Uno de los problemas que plantea hablar del tiempo cronológico, a diferencia del tiempo climatológico, es que uno nunca sabe por dónde empezar. Lo sencillo parece ser emplear una obvia lógica evolutiva y comenzar por el principio para continuar, como los ríos de Jorge Manrique, hasta el final, pero no siempre es posible ni, mucho menos, obligatorio. Tiempo histórico, tiempo literario, tiempo cinematográfico, “tempo” musical, tiempo filosófico, tiempo religioso, tiempo físico…hay tiempo para casi todo y, sin embargo, no tenemos tiempo para casi nada. Afortunadamente esta elasticidad del tiempo de la que hablan los físicos o, ese “flow” temporal de los psicólogos, nos permiten ir en cualquier sentido con total fluidez, inconsciencia, placer y libertad. En ocasiones, incluso, comenzamos nuestra historia con un epílogo de tan corta que fue la trama y tan olvidado como quedó el comienzo, unas veces por intensidad y otras por el deseo de acabar cuanto antes. Tempus fugit.
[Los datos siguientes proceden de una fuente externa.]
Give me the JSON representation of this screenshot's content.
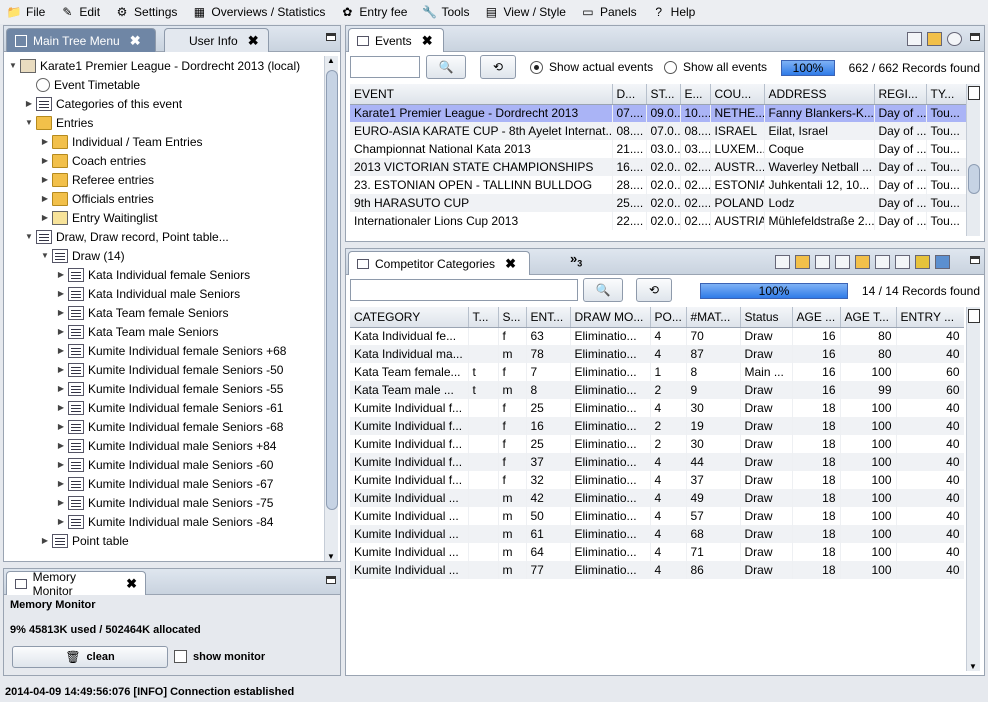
{
  "menubar": {
    "items": [
      {
        "label": "File",
        "icon": "folder-icon"
      },
      {
        "label": "Edit",
        "icon": "edit-icon"
      },
      {
        "label": "Settings",
        "icon": "gear-icon"
      },
      {
        "label": "Overviews / Statistics",
        "icon": "stats-icon"
      },
      {
        "label": "Entry fee",
        "icon": "money-icon"
      },
      {
        "label": "Tools",
        "icon": "wrench-icon"
      },
      {
        "label": "View / Style",
        "icon": "view-icon"
      },
      {
        "label": "Panels",
        "icon": "panels-icon"
      },
      {
        "label": "Help",
        "icon": "help-icon"
      }
    ]
  },
  "tree_panel": {
    "tabs": [
      {
        "label": "Main Tree Menu",
        "close": "✖"
      },
      {
        "label": "User Info",
        "close": "✖"
      }
    ],
    "items": [
      {
        "label": "Karate1 Premier League - Dordrecht 2013 (local)",
        "arrow": "▼",
        "icon": "house"
      },
      {
        "label": "Event Timetable",
        "arrow": "",
        "icon": "clock"
      },
      {
        "label": "Categories of this event",
        "arrow": "▶",
        "icon": "list"
      },
      {
        "label": "Entries",
        "arrow": "▼",
        "icon": "folder"
      },
      {
        "label": "Individual / Team Entries",
        "arrow": "▶",
        "icon": "folder"
      },
      {
        "label": "Coach entries",
        "arrow": "▶",
        "icon": "folder"
      },
      {
        "label": "Referee entries",
        "arrow": "▶",
        "icon": "folder"
      },
      {
        "label": "Officials entries",
        "arrow": "▶",
        "icon": "folder"
      },
      {
        "label": "Entry Waitinglist",
        "arrow": "▶",
        "icon": "doc"
      },
      {
        "label": "Draw, Draw record, Point table...",
        "arrow": "▼",
        "icon": "list"
      },
      {
        "label": "Draw (14)",
        "arrow": "▼",
        "icon": "list"
      },
      {
        "label": "Kata Individual female Seniors",
        "arrow": "▶",
        "icon": "list"
      },
      {
        "label": "Kata Individual male Seniors",
        "arrow": "▶",
        "icon": "list"
      },
      {
        "label": "Kata Team female Seniors",
        "arrow": "▶",
        "icon": "list"
      },
      {
        "label": "Kata Team male Seniors",
        "arrow": "▶",
        "icon": "list"
      },
      {
        "label": "Kumite Individual female Seniors +68",
        "arrow": "▶",
        "icon": "list"
      },
      {
        "label": "Kumite Individual female Seniors -50",
        "arrow": "▶",
        "icon": "list"
      },
      {
        "label": "Kumite Individual female Seniors -55",
        "arrow": "▶",
        "icon": "list"
      },
      {
        "label": "Kumite Individual female Seniors -61",
        "arrow": "▶",
        "icon": "list"
      },
      {
        "label": "Kumite Individual female Seniors -68",
        "arrow": "▶",
        "icon": "list"
      },
      {
        "label": "Kumite Individual male Seniors +84",
        "arrow": "▶",
        "icon": "list"
      },
      {
        "label": "Kumite Individual male Seniors -60",
        "arrow": "▶",
        "icon": "list"
      },
      {
        "label": "Kumite Individual male Seniors -67",
        "arrow": "▶",
        "icon": "list"
      },
      {
        "label": "Kumite Individual male Seniors -75",
        "arrow": "▶",
        "icon": "list"
      },
      {
        "label": "Kumite Individual male Seniors -84",
        "arrow": "▶",
        "icon": "list"
      },
      {
        "label": "Point table",
        "arrow": "▶",
        "icon": "listnum"
      }
    ]
  },
  "memory": {
    "tab": "Memory Monitor",
    "close": "✖",
    "heading": "Memory Monitor",
    "usage": "9%  45813K used / 502464K allocated",
    "clean_label": "clean",
    "show_monitor_label": "show monitor"
  },
  "events": {
    "tab": "Events",
    "close": "✖",
    "search_value": "",
    "radio_actual": "Show actual events",
    "radio_all": "Show all events",
    "progress_label": "100%",
    "progress_fraction": 1.0,
    "records": "662 / 662 Records found",
    "columns": [
      "EVENT",
      "D...",
      "ST...",
      "E...",
      "COU...",
      "ADDRESS",
      "REGI...",
      "TY..."
    ],
    "rows": [
      [
        "Karate1 Premier League - Dordrecht 2013",
        "07....",
        "09.0...",
        "10....",
        "NETHE...",
        "Fanny Blankers-K...",
        "Day of ...",
        "Tou..."
      ],
      [
        "EURO-ASIA KARATE CUP - 8th Ayelet Internat...",
        "08....",
        "07.0...",
        "08....",
        "ISRAEL",
        "Eilat, Israel",
        "Day of ...",
        "Tou..."
      ],
      [
        "Championnat National Kata 2013",
        "21....",
        "03.0...",
        "03....",
        "LUXEM...",
        "Coque",
        "Day of ...",
        "Tou..."
      ],
      [
        "2013 VICTORIAN STATE CHAMPIONSHIPS",
        "16....",
        "02.0...",
        "02....",
        "AUSTR...",
        "Waverley Netball ...",
        "Day of ...",
        "Tou..."
      ],
      [
        "23. ESTONIAN OPEN - TALLINN BULLDOG",
        "28....",
        "02.0...",
        "02....",
        "ESTONIA",
        "Juhkentali 12, 10...",
        "Day of ...",
        "Tou..."
      ],
      [
        "9th HARASUTO CUP",
        "25....",
        "02.0...",
        "02....",
        "POLAND",
        "Lodz",
        "Day of ...",
        "Tou..."
      ],
      [
        "Internationaler Lions Cup 2013",
        "22....",
        "02.0...",
        "02....",
        "AUSTRIA",
        "Mühlefeldstraße 2...",
        "Day of ...",
        "Tou..."
      ]
    ]
  },
  "categories": {
    "tab": "Competitor Categories",
    "close": "✖",
    "overflow": "»",
    "overflow_count": "3",
    "search_value": "",
    "progress_label": "100%",
    "progress_fraction": 1.0,
    "records": "14 / 14 Records found",
    "columns": [
      "CATEGORY",
      "T...",
      "S...",
      "ENT...",
      "DRAW MO...",
      "PO...",
      "#MAT...",
      "Status",
      "AGE ...",
      "AGE T...",
      "ENTRY ..."
    ],
    "rows": [
      [
        "Kata Individual fe...",
        "",
        "f",
        "63",
        "Eliminatio...",
        "4",
        "70",
        "Draw",
        "16",
        "80",
        "40"
      ],
      [
        "Kata Individual ma...",
        "",
        "m",
        "78",
        "Eliminatio...",
        "4",
        "87",
        "Draw",
        "16",
        "80",
        "40"
      ],
      [
        "Kata Team female...",
        "t",
        "f",
        "7",
        "Eliminatio...",
        "1",
        "8",
        "Main ...",
        "16",
        "100",
        "60"
      ],
      [
        "Kata Team male ...",
        "t",
        "m",
        "8",
        "Eliminatio...",
        "2",
        "9",
        "Draw",
        "16",
        "99",
        "60"
      ],
      [
        "Kumite Individual f...",
        "",
        "f",
        "25",
        "Eliminatio...",
        "4",
        "30",
        "Draw",
        "18",
        "100",
        "40"
      ],
      [
        "Kumite Individual f...",
        "",
        "f",
        "16",
        "Eliminatio...",
        "2",
        "19",
        "Draw",
        "18",
        "100",
        "40"
      ],
      [
        "Kumite Individual f...",
        "",
        "f",
        "25",
        "Eliminatio...",
        "2",
        "30",
        "Draw",
        "18",
        "100",
        "40"
      ],
      [
        "Kumite Individual f...",
        "",
        "f",
        "37",
        "Eliminatio...",
        "4",
        "44",
        "Draw",
        "18",
        "100",
        "40"
      ],
      [
        "Kumite Individual f...",
        "",
        "f",
        "32",
        "Eliminatio...",
        "4",
        "37",
        "Draw",
        "18",
        "100",
        "40"
      ],
      [
        "Kumite Individual ...",
        "",
        "m",
        "42",
        "Eliminatio...",
        "4",
        "49",
        "Draw",
        "18",
        "100",
        "40"
      ],
      [
        "Kumite Individual ...",
        "",
        "m",
        "50",
        "Eliminatio...",
        "4",
        "57",
        "Draw",
        "18",
        "100",
        "40"
      ],
      [
        "Kumite Individual ...",
        "",
        "m",
        "61",
        "Eliminatio...",
        "4",
        "68",
        "Draw",
        "18",
        "100",
        "40"
      ],
      [
        "Kumite Individual ...",
        "",
        "m",
        "64",
        "Eliminatio...",
        "4",
        "71",
        "Draw",
        "18",
        "100",
        "40"
      ],
      [
        "Kumite Individual ...",
        "",
        "m",
        "77",
        "Eliminatio...",
        "4",
        "86",
        "Draw",
        "18",
        "100",
        "40"
      ]
    ]
  },
  "statusbar": {
    "text": "2014-04-09 14:49:56:076 [INFO] Connection established"
  },
  "colors": {
    "active_tab": "#6f86a5",
    "selected_row": "#aab4f6",
    "progress": "#2f7be8"
  }
}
¿Qué es el tiempo? Explica Aureliano que, dentro de sus muchas interpretaciones, podemos entender el tiempo “como los cambios que se producen en la realidad física externa, en la mental y en la corporal” visto así desde una perspectiva humana, no como magnitud sino, más bien, como una percepción que contempla el transcurso de los acontecimientos y sus efectos tanto en uno mismo como en el entorno. Es posiblemente la definición que más se acerque a nuestra cotidianeidad y que contiene esa triada esencial de la existencia que citaba Jean de la Bruyére cuando sentenciaba “No hay más que tres acontecimientos importantes en la vida; nacer, vivir y morir. No sentimos lo primero, sufrimos al morir y nos olvidamos de vivir”. Nacer, vivir y morir, tres brillantes escenas de la comedia humana o, para los más pesimistas, tres relatos trágicos de una vida. En todo caso, una trilogía encerrada en la esfera de un reloj bajo la atenta mirada del demiurgo. “Nuestra noción del tiempo está causada por la percepción del fluir de la hora, y la de la eternidad lo está por la idea de la hora permanente” decía Tomás de Aquino. Esperamos la eternidad para despreocuparnos del reloj mientras regalamos nuestro tiempo, nuestro único y más preciado tiempo. Tempus fugit.

Yo opino como San Agustín “¿Qué es, pues, el tiempo? Si nadie me lo pregunta, lo sé; pero si quiero explicárselo al que me lo pregunta, no lo sé”. Para los griegos el tiempo humano es Crono, al que hemos citado en varias ocasiones en estos debates y que aparece, con toda su crueldad en el cuadro de Romanelli que nos trae Aureliano y que con mayor crudeza y tenebrismo pinta Goya entre 1819 y 1823. Un Dios nacido de la tierra y el cielo, nieto del Caos, hermano de Titanes, Cíclopes y Hacatónquiros, padre de dioses olímpicos y gobernador del universo hasta que uno de sus hijos le arrebató el trono. Un dios retorcido y malvado, inexorable como el tiempo que se nos escapa. Un dios que devora a sus hijos como el tiempo devora todo a su paso, egoísta e implacable.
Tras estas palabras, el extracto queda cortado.